There is one tool however, Glaze, developed by University of Chicago. Glaze is describe as:
Glaze is a system designed to protect human artists by disrupting style mimicry. At a high level, Glaze works by understanding the AI models that are training on human art, and using machine learning algorithms, computing a set of minimal changes to artworks, such that it appears unchanged to human eyes, but appears to AI models like a dramatically different art style. For example, human eyes might find a glazed charcoal portrait with a realism style to be unchanged, but an AI model might see the glazed version as a modern abstract style, a la Jackson Pollock. So when someone then prompts the model to generate art mimicking the charcoal artist, they will get something quite different from what they expected.

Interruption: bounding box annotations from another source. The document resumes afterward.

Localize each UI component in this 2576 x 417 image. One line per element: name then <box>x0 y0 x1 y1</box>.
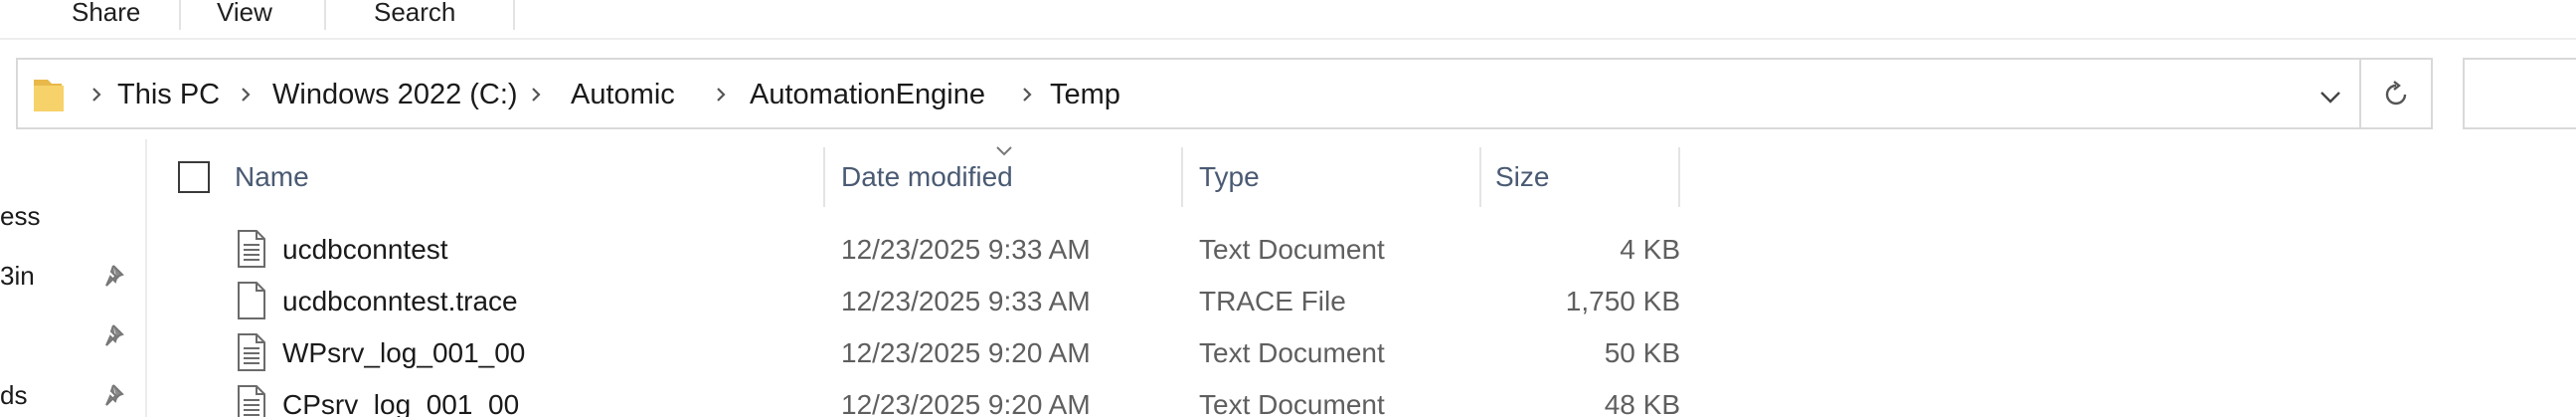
breadcrumb-temp[interactable]: Temp <box>1050 78 1120 111</box>
file-row[interactable]: CPsrv_log_001_00 12/23/2025 9:20 AM Text… <box>159 380 1680 417</box>
column-header-date-modified[interactable]: Date modified <box>841 149 1179 209</box>
chevron-right-icon[interactable] <box>1018 86 1036 104</box>
column-header-date-label: Date modified <box>841 161 1013 192</box>
breadcrumb-drive-c[interactable]: Windows 2022 (C:) <box>272 78 518 111</box>
chevron-right-icon[interactable] <box>237 86 255 104</box>
ribbon-separator <box>179 0 181 30</box>
search-box[interactable] <box>2463 58 2576 129</box>
file-row[interactable]: WPsrv_log_001_00 12/23/2025 9:20 AM Text… <box>159 328 1680 380</box>
chevron-down-icon[interactable] <box>2316 82 2345 111</box>
nav-item-downloads[interactable]: ds <box>0 380 27 411</box>
file-size: 4 KB <box>1620 234 1680 265</box>
chevron-right-icon[interactable] <box>712 86 730 104</box>
file-row[interactable]: ucdbconntest 12/23/2025 9:33 AM Text Doc… <box>159 225 1680 277</box>
nav-item-recycle-bin[interactable]: 3in <box>0 261 35 292</box>
column-header-type[interactable]: Type <box>1199 149 1477 209</box>
chevron-right-icon[interactable] <box>527 86 545 104</box>
column-resize-handle[interactable] <box>1479 147 1481 207</box>
column-resize-handle[interactable] <box>1678 147 1680 207</box>
ribbon-divider <box>0 38 2576 40</box>
ribbon-separator <box>324 0 326 30</box>
column-header-size-label: Size <box>1495 161 1550 192</box>
column-header-size[interactable]: Size <box>1495 149 1674 209</box>
ribbon-tab-share[interactable]: Share <box>72 0 140 30</box>
navigation-pane: ess 3in ds <box>0 139 147 417</box>
column-resize-handle[interactable] <box>823 147 825 207</box>
chevron-right-icon <box>92 88 101 102</box>
breadcrumb-this-pc[interactable]: This PC <box>117 78 220 111</box>
column-resize-handle[interactable] <box>1181 147 1183 207</box>
file-size: 1,750 KB <box>1565 286 1680 316</box>
pin-icon[interactable] <box>103 382 129 408</box>
file-row[interactable]: ucdbconntest.trace 12/23/2025 9:33 AM TR… <box>159 277 1680 328</box>
folder-icon <box>34 80 64 111</box>
ribbon: Share View Search <box>0 0 2576 33</box>
ribbon-separator <box>513 0 515 30</box>
select-all-checkbox[interactable] <box>178 161 210 193</box>
column-header-type-label: Type <box>1199 161 1260 192</box>
refresh-icon <box>2385 81 2407 105</box>
nav-item-quick-access[interactable]: ess <box>0 201 40 232</box>
address-bar[interactable]: This PC Windows 2022 (C:) Automic Automa… <box>16 58 2361 129</box>
pin-icon[interactable] <box>103 322 129 348</box>
pin-icon[interactable] <box>103 263 129 289</box>
breadcrumb-automationengine[interactable]: AutomationEngine <box>750 78 985 111</box>
ribbon-tab-view[interactable]: View <box>217 0 272 30</box>
breadcrumb-automic[interactable]: Automic <box>571 78 675 111</box>
ribbon-tab-search[interactable]: Search <box>374 0 455 30</box>
refresh-button[interactable] <box>2361 58 2433 129</box>
column-header-name-label: Name <box>235 161 309 192</box>
column-header-name[interactable]: Name <box>235 149 821 209</box>
file-size: 50 KB <box>1604 337 1680 368</box>
nav-pane-divider <box>145 139 147 417</box>
file-size: 48 KB <box>1604 389 1680 417</box>
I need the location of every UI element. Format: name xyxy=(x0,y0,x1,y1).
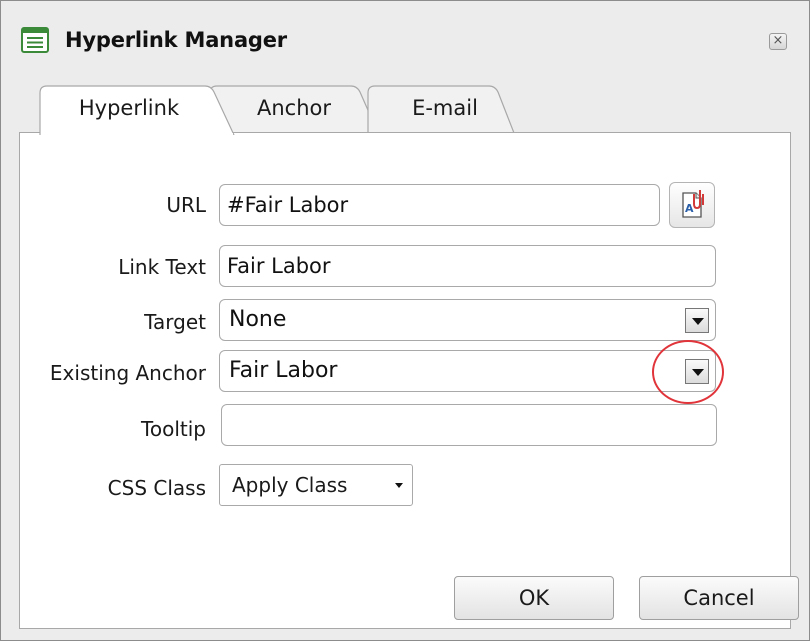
tab-hyperlink-label: Hyperlink xyxy=(78,96,180,120)
dialog-title: Hyperlink Manager xyxy=(65,28,287,52)
url-label: URL xyxy=(166,193,206,217)
css-class-value: Apply Class xyxy=(232,473,348,497)
link-text-input[interactable]: Fair Labor xyxy=(219,245,716,287)
tab-email-label: E-mail xyxy=(412,96,478,120)
target-value: None xyxy=(229,307,287,332)
tooltip-input[interactable] xyxy=(221,404,717,446)
link-text-label: Link Text xyxy=(118,255,206,279)
document-paperclip-icon: A xyxy=(682,190,704,218)
chevron-down-icon xyxy=(692,369,704,376)
ok-button[interactable]: OK xyxy=(454,576,614,620)
tab-hyperlink[interactable]: Hyperlink xyxy=(39,85,235,135)
target-dropdown-button[interactable] xyxy=(685,308,709,333)
chevron-down-icon xyxy=(692,318,704,325)
chevron-down-icon xyxy=(395,483,403,488)
existing-anchor-combobox[interactable]: Fair Labor xyxy=(219,350,716,392)
existing-anchor-dropdown-button[interactable] xyxy=(685,359,709,384)
tab-strip: Anchor E-mail Hyperlink xyxy=(1,79,811,135)
document-list-icon xyxy=(21,27,49,53)
close-button[interactable]: × xyxy=(769,33,787,50)
target-label: Target xyxy=(144,310,206,334)
css-class-label: CSS Class xyxy=(107,476,206,500)
hyperlink-manager-dialog: Hyperlink Manager × Anchor E-mail Hyperl… xyxy=(0,0,810,641)
existing-anchor-label: Existing Anchor xyxy=(49,361,206,385)
existing-anchor-value: Fair Labor xyxy=(229,358,338,383)
url-input[interactable]: #Fair Labor xyxy=(219,184,660,226)
tooltip-label: Tooltip xyxy=(141,417,206,441)
document-manager-button[interactable]: A xyxy=(669,182,715,228)
svg-text:A: A xyxy=(685,202,694,215)
target-combobox[interactable]: None xyxy=(219,299,716,341)
title-bar: Hyperlink Manager × xyxy=(1,1,809,79)
close-icon: × xyxy=(772,33,784,48)
tab-email[interactable]: E-mail xyxy=(367,85,515,133)
css-class-select[interactable]: Apply Class xyxy=(219,464,413,506)
cancel-button[interactable]: Cancel xyxy=(639,576,799,620)
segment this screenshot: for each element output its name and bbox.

You can read more about Glaze here and here.
The same team at University of Chicago have gone from the defensive to the offensive with a new upcoming tool Nightshade:
Nightshade exploits a security vulnerability in generative AI models, one arising from the fact that they are trained on vast amounts of data—in this case, images that have been hoovered from the internet. Nightshade messes with those images.
Artists who want to upload their work online but don’t want their images to be scraped by AI companies can upload them to Glaze and choose to mask it with an art style different from theirs. They can then also opt to use Nightshade. Once AI developers scrape the internet to get more data to tweak an existing AI model or build a new one, these poisoned samples make their way into the model’s data set and cause it to malfunction.
Poisoned data samples can manipulate models into learning, for example, that images of hats are cakes, and images of handbags are toasters. The poisoned data is very difficult to remove, as it requires tech companies to painstakingly find and delete each corrupted sample.
The researchers tested the attack on Stable Diffusion’s latest models and on an AI model they trained themselves from scratch. When they fed Stable Diffusion just 50 poisoned images of dogs and then prompted it to create images of dogs itself, the output started looking weird—creatures with too many limbs and cartoonish faces. With 300 poisoned samples, an attacker can manipulate Stable Diffusion to generate images of dogs to look like cats.